Is there a way to avoid copying the graph "batch_size" times?

I am currently using DGL with great success for my research - my problem setup is as follows:
I have 1 graph and a batch of node features - however to use DGL, I use dgl.batch(graphs) which is just a waste because it is 1 graph getting copying batch_size times.

I have a large graph with 100k nodes and 500k+ edges and I am unable to use DGL because of this inefficiency in how I am implementing it.

Is there a better way?

EDIT: Also, any advice on how to estimate GPU requirement of just the graph part?

Why do you want to batch multiple big graphs? If the graph is big enough, batching may not help speed and may result in out of memory.

The main memory consumption is feature tensors and intermediate result, the dgl graph usually consumes little

From your problem statement it sounds like you have a dataset with the same graph but different node features.

An easy way would be creating a single dgl.graph() object with that structure, and at each iteration simply assigning a batch of node features to it with g.ndata.

Please feel free to follow up.


Hi @BarclayII, you are correct - I just have one big graph.

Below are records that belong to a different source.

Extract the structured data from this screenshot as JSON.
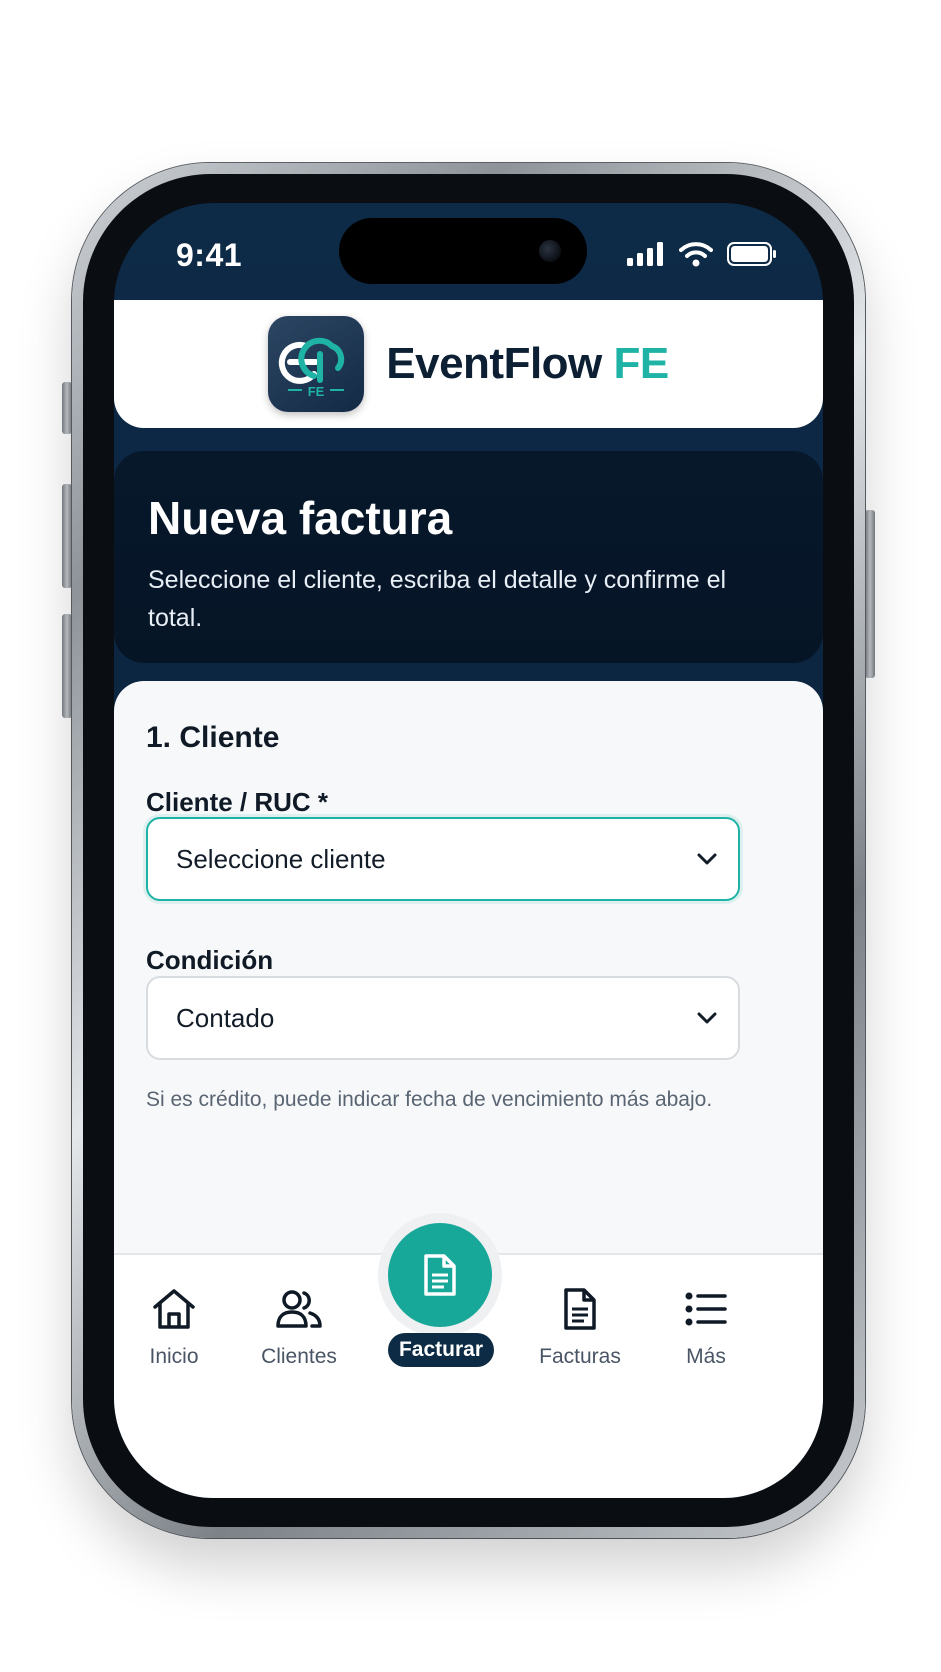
{
  "status_bar": {
    "time": "9:41"
  },
  "brand": {
    "logo_letters": "ep",
    "logo_sub": "FE",
    "name": "EventFlow",
    "name_accent": "FE",
    "accent_color": "#1fb3a6"
  },
  "hero": {
    "title": "Nueva factura",
    "subtitle": "Seleccione el cliente, escriba el detalle y confirme el total."
  },
  "form": {
    "section_title": "1. Cliente",
    "client_label": "Cliente / RUC *",
    "client_value": "Seleccione cliente",
    "condition_label": "Condición",
    "condition_value": "Contado",
    "helper": "Si es crédito, puede indicar fecha de vencimiento más abajo."
  },
  "nav": {
    "items": [
      {
        "label": "Inicio",
        "icon": "home-icon"
      },
      {
        "label": "Clientes",
        "icon": "users-icon"
      },
      {
        "label": "Facturar",
        "icon": "document-icon",
        "active": true
      },
      {
        "label": "Facturas",
        "icon": "invoice-icon"
      },
      {
        "label": "Más",
        "icon": "list-icon"
      }
    ]
  }
}
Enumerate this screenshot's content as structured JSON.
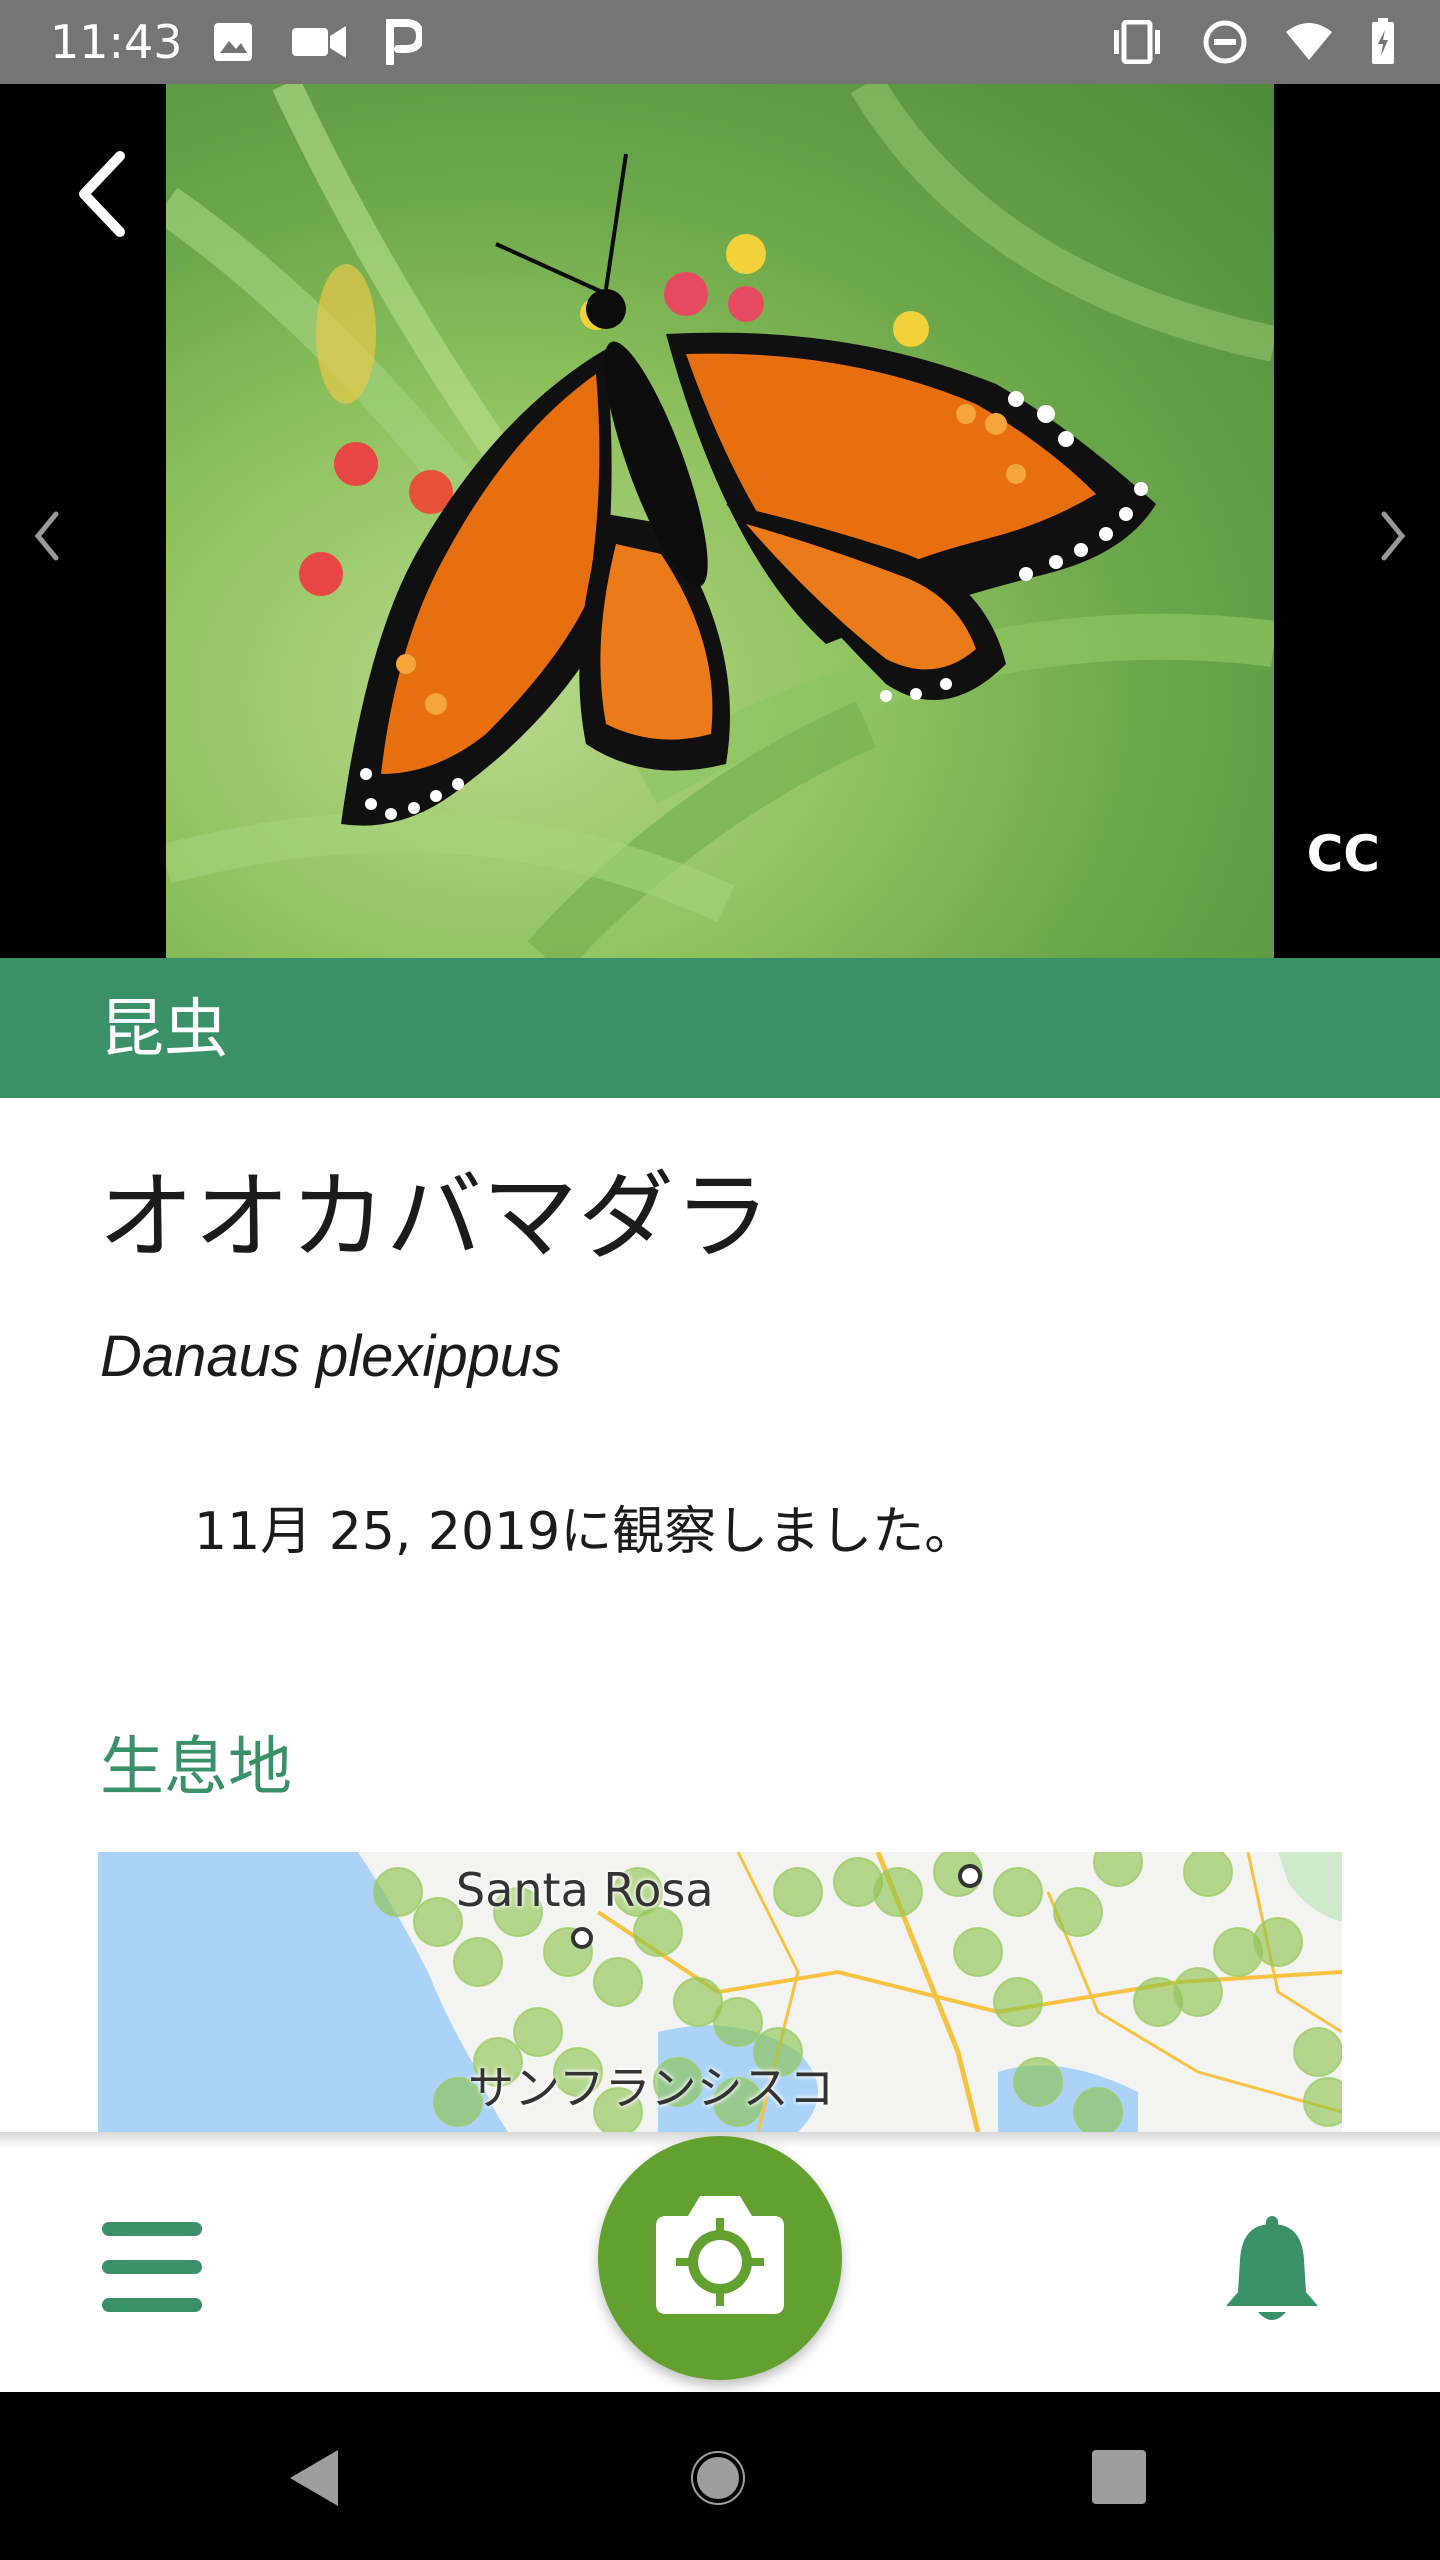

Can you talk more about assigning a batch of node features? Right now I am unable to set features with g.ndata because of a minibatch of size ‘b’ and graph has n nodes so my mini batch has bn sized dataset

Let’s say you have a batch of node features data with size (dataset_size, number_of_nodes, feature_size). Since g.ndata requires the features to have the same number of rows as number of nodes, you can simply do

g.ndata['features'] = data.permute(1, 0, 2)